3/30/2008

Zangana slams Bush Administration on Iraq


By Talia Whyte

Iraqi journalist Haifa Zangana says that the Bush administration has made life in Iraq worse than it was before the war began in 2003. Upon the fifth anniversary of the US invasion, Zangana spoke to over 500 progressive women media professionals at the 2008 Women, Action and the Media Conference yesterday about life in Iraq under the occupation and why Americans and Iraqis should join forces to end the war.

Zangana has spent her whole life being a political agitator. When Zangana was only eight years old, she witnessed Iraqis flooding the streets of Baghdad to celebrate independence from British colonial rule. However, this celebration was short-lived when Saddam Hussein’s Ba’ath Party set up house in the late 1970s. Because of her outspokenness against the regime, Zangana was imprisoned and tortured in Abu Ghraib prison. When she was released from prison, she was forced into exile and has live in London ever since, where she is a regular contributor for the Guardian and Al-Ahram Weekly.

She has only been back to Iraq twice since the war began, and is very displeased with the state of all Iraqis, particularly Iraqi women.

“After five years there is complete mayhem,” Zangana said. “What Bush chooses to ignore is to tell Americans about the real cost of the surge.”
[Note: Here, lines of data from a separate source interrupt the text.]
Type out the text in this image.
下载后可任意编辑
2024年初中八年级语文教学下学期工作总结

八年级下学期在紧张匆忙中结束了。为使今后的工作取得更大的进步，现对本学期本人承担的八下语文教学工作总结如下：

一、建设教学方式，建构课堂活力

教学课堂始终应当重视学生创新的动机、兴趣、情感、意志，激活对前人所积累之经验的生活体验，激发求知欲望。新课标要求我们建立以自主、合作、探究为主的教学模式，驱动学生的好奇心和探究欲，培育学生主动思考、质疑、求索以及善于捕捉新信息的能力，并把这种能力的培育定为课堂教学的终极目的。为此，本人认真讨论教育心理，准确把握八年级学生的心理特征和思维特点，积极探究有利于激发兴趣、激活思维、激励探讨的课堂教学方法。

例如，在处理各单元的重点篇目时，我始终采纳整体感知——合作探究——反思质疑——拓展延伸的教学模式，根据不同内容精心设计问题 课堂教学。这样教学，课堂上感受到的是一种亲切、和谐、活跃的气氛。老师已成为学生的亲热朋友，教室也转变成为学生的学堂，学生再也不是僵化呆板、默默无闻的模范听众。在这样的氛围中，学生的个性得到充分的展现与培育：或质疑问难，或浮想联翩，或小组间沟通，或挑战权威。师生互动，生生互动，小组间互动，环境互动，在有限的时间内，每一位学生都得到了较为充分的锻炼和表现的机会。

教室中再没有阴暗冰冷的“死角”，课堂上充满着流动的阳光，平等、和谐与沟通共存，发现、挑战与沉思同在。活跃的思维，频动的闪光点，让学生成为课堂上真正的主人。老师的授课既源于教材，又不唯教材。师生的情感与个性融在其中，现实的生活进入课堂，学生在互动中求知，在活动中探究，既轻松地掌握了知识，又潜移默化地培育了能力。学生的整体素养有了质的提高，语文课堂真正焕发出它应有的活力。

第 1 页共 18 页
Zangana described an Iraq that is largely ignored by the US media, including the approximate 50,000 Iraqis that have left the country every month since the war began, and that only 20 percent of Iraqi children go to school now. Zangana said that 300,000 Iraqis went missing under the Hussein regime, but over one million Iraqis have gone unaccounted for since the war began.

She was also very critical of Basra Children’s Hospital, a failed project sponsored by First Lady Laura Bush and State Secretary Condoleezza Rice to care for cancer-stricken Iraqi children. In 2004 the contract was given to the embattled American construction giant, Bechtel. However, the company was taken off the project after news broke of construction delays, overspending and mismanagement. David Snider, a spokesman for the United States Agency for International Development (USAID), the State Department agency in charge of the project, said to the New York Times that technically, Bechtel's contract wasn’t contractually required to complete the hospital.

“And now the hospital sits there unfinished, and no child is being helped,” Zangana said.

Zangana is also disgusted that the Bush administration portrays Iraq as having a long history of violence; when, in fact, she says that sectarian violence in Iraq only started in 2003. Most of all Zangana is none to pleased with the US media’s portrayals of Iraqi women as helpless and weak.

“The sectarian government with the support of the US government has no regard for women,” she said. “The US government said it came to Iraq to liberate women. But the lives of women during the war have only gotten worse. Women are raped in Iraqi, American and British camps to degrade their families.”

According to Zangana more Iraqi women have become the heads of households since the war began, and many more of them have become politically active. Before the war one third of Iraqi journalists were women; however, because of the violence, it is very unsafe for them go out and report the news, especially after dark. Nonetheless, there are a growing number of Iraqi women using blogs to talk about their lives, despite lacking electricity and internet access in many areas in Iraq. Zangana requested that the audience of women before her make efforts to unite with their sisters in Iraq to bring the war to a conclusion.

“We need to do more,” she said. “There will be no peace around the world until there is justice.”